The Producer Price Index (PPI) is an index released monthly by the Bureau of Labor Statistics (BLS). To put it in simple words, PPI measures price changes from the perspective of the sellers, as opposed to the Consumer Price Index (CPI), which measures price changes from the purchasers’ perspective.
One of the reasons that PPI is so valuable is because of its inherent ability to predict CPI as an indicator of inflation. The Fed makes use of the PPI data to prepare for future counter-inflation policies and investors can look in advance of the market and make business plans accordingly.
From the graph we can see that the percent changes from the previous year’s PPI fluctuate a lot but for the past few decades, the change is mostly positive. Note that PPI does not represent prices at the consumer level.
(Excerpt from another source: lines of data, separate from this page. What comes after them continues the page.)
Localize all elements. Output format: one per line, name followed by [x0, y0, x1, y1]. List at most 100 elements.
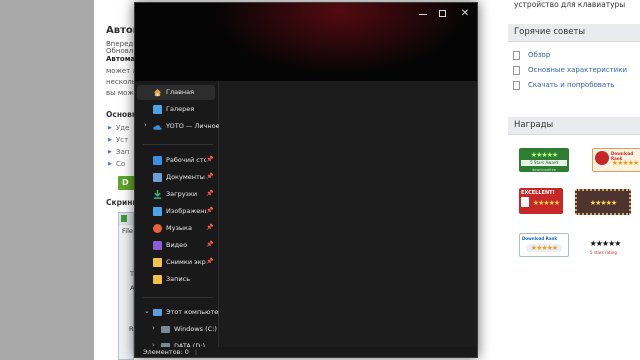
document-icon: [513, 66, 520, 75]
feature-bullet: Уст: [108, 136, 128, 144]
nav-label: Музыка: [166, 224, 192, 232]
nav-item-home[interactable]: Главная: [137, 85, 215, 100]
pin-icon: 📌: [206, 258, 214, 265]
article-text-line: несколь: [106, 78, 136, 86]
computer-icon: [153, 309, 162, 316]
award-label: Download Rank: [522, 236, 557, 241]
explorer-titlebar[interactable]: ✕: [135, 3, 477, 81]
nav-label: YOTO — Личное: [166, 122, 220, 130]
home-icon: [153, 88, 162, 97]
status-bar: Элементов: 0 |: [135, 347, 477, 357]
nav-label: Загрузки: [166, 190, 198, 198]
pin-icon: 📌: [206, 207, 214, 214]
feature-bullet: Уде: [108, 124, 130, 132]
awards-heading: Награды: [508, 117, 640, 135]
folder-icon: [153, 275, 162, 284]
status-separator: |: [194, 348, 198, 356]
award-label: 5 Stars Award: [521, 160, 567, 166]
content-pane[interactable]: [219, 81, 477, 347]
nav-label: Документы: [166, 173, 205, 181]
award-label: 5 stars rating: [590, 250, 617, 255]
feature-bullet: Зап: [108, 148, 130, 156]
award-ribbon: ★★★★★: [526, 244, 562, 252]
nav-item-drive-c[interactable]: › Windows (C:): [145, 322, 217, 337]
award-badge[interactable]: Download Rank ★★★★★: [592, 148, 640, 172]
minimize-icon: [419, 14, 427, 15]
award-badge[interactable]: ★★★★★: [575, 189, 631, 215]
award-site: downloadfree: [532, 168, 556, 172]
star-rating-icon: ★★★★★: [611, 159, 639, 167]
nav-item-desktop[interactable]: Рабочий стол 📌: [137, 153, 215, 168]
document-icon: [513, 51, 520, 60]
star-rating-icon: ★★★★★: [589, 199, 617, 207]
nav-item-this-pc[interactable]: ⌄ Этот компьютер: [137, 305, 222, 320]
star-rating-icon: ★★★★★: [589, 239, 622, 248]
navigation-pane: Главная Галерея › YOTO — Личное Рабочий …: [135, 81, 222, 350]
tip-link-label: Основные характеристики: [528, 66, 628, 74]
screenshot-app-icon: [121, 215, 127, 222]
nav-label: Галерея: [166, 105, 195, 113]
nav-item-screenshots[interactable]: Снимки экра 📌: [137, 255, 215, 270]
pictures-icon: [153, 207, 162, 216]
nav-item-documents[interactable]: Документы 📌: [137, 170, 215, 185]
star-rating-icon: ★★★★★: [532, 199, 560, 207]
tip-link-label: Скачать и попробовать: [528, 81, 615, 89]
videos-icon: [153, 241, 162, 250]
drive-icon: [161, 326, 170, 333]
pin-icon: 📌: [206, 224, 214, 231]
close-button[interactable]: ✕: [459, 8, 471, 20]
awards-box: Награды: [508, 117, 640, 135]
hot-tips-box: Горячие советы: [508, 24, 640, 42]
nav-item-music[interactable]: Музыка 📌: [137, 221, 215, 236]
nav-divider: [143, 297, 213, 298]
close-icon: ✕: [460, 8, 470, 19]
pin-icon: 📌: [206, 241, 214, 248]
article-text-line: Обновл: [106, 47, 134, 55]
nav-item-recordings[interactable]: Запись: [137, 272, 215, 287]
star-rating-icon: ★★★★★: [530, 151, 558, 159]
screenshot-menu-text: File: [122, 227, 133, 235]
gallery-icon: [153, 105, 162, 114]
nav-label: Запись: [166, 275, 191, 283]
documents-icon: [153, 173, 162, 182]
page-gutter: [0, 0, 94, 360]
nav-item-gallery[interactable]: Галерея: [137, 102, 215, 117]
chevron-right-icon[interactable]: ›: [152, 324, 155, 332]
award-badge[interactable]: Download Rank ★★★★★: [519, 233, 569, 257]
nav-label: Этот компьютер: [166, 308, 222, 316]
document-icon: [513, 81, 520, 90]
chevron-right-icon[interactable]: ›: [144, 121, 147, 129]
minimize-button[interactable]: [417, 8, 429, 20]
nav-item-videos[interactable]: Видео 📌: [137, 238, 215, 253]
tip-link-download[interactable]: Скачать и попробовать: [513, 81, 615, 90]
tip-link-label: Обзор: [528, 51, 551, 59]
features-heading: Основн: [106, 110, 138, 119]
file-explorer-window[interactable]: ✕ Главная Галерея › YOTO — Личное Рабочи…: [134, 2, 478, 358]
chevron-down-icon[interactable]: ⌄: [144, 307, 150, 315]
pin-icon: 📌: [206, 190, 214, 197]
award-badge[interactable]: EXCELLENT! ★★★★★: [519, 188, 563, 214]
tip-link-features[interactable]: Основные характеристики: [513, 66, 628, 75]
top-text-tail: устройство для клавиатуры: [514, 0, 626, 9]
nav-item-downloads[interactable]: Загрузки 📌: [137, 187, 215, 202]
nav-label: Рабочий стол: [166, 156, 206, 164]
feature-bullet: Со: [108, 160, 125, 168]
music-icon: [153, 224, 162, 233]
award-badge[interactable]: ★★★★★ 5 Stars Award downloadfree: [519, 148, 569, 172]
award-number-icon: [521, 197, 529, 207]
tip-link-overview[interactable]: Обзор: [513, 51, 551, 60]
desktop-icon: [153, 156, 162, 165]
nav-item-pictures[interactable]: Изображения 📌: [137, 204, 215, 219]
pin-icon: 📌: [206, 173, 214, 180]
nav-divider: [143, 144, 213, 145]
cloud-icon: [153, 125, 162, 130]
article-text-line: может а: [106, 67, 137, 75]
award-label: EXCELLENT!: [521, 190, 555, 196]
nav-item-onedrive[interactable]: › YOTO — Личное: [137, 119, 220, 134]
nav-label: Снимки экра: [166, 258, 206, 266]
hot-tips-heading: Горячие советы: [508, 24, 640, 42]
screenshot-text: R: [129, 325, 134, 333]
award-badge[interactable]: ★★★★★ 5 stars rating: [582, 234, 628, 258]
star-rating-icon: ★★★★★: [530, 244, 558, 252]
maximize-button[interactable]: [437, 8, 449, 20]
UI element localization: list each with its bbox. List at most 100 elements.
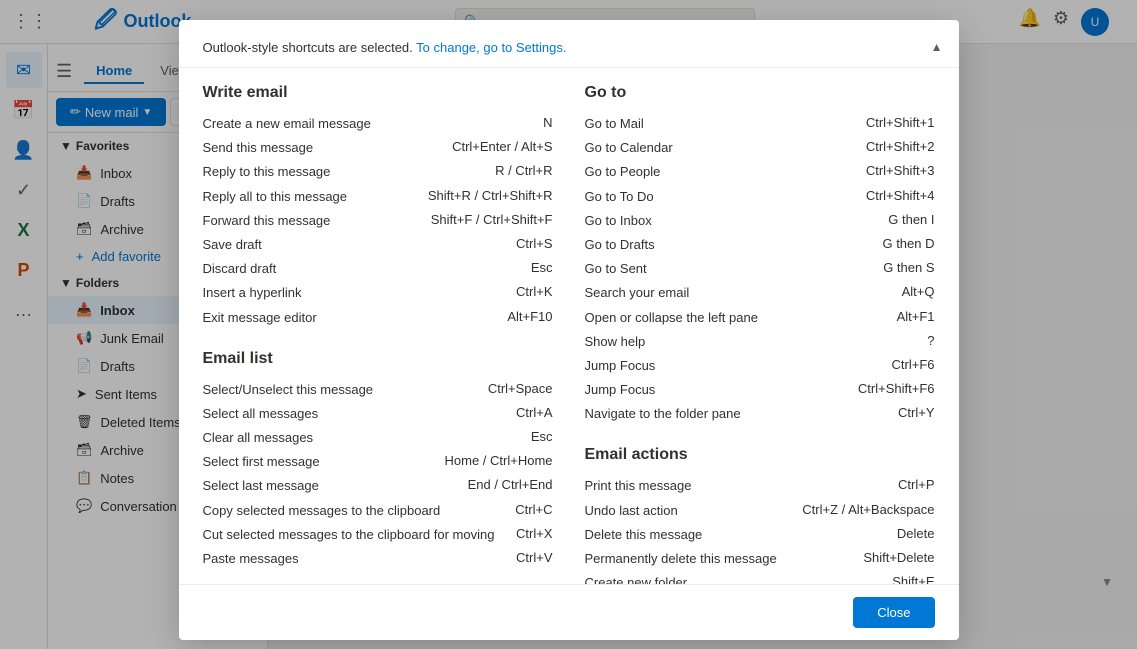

PPI calculations use a benchmark year (1982) where the basket of goods (a weighted fixed set of consumer products and services in 1982) was measured with an index of 100.
Note that BLS states that since some PPIs such as the ones for food and energy goods, as well as wholesale and retail trade are more volatile than other goods in short-term, PPI calculates a number of indexes excluding prices for these components separately. In addition, an index for final demand less food, energy, and trade services is calculated as well. The weighting for different industries is updated once every five years. This is potentially problematic as PPI might not be able to reflect its proportion to real GDP very well.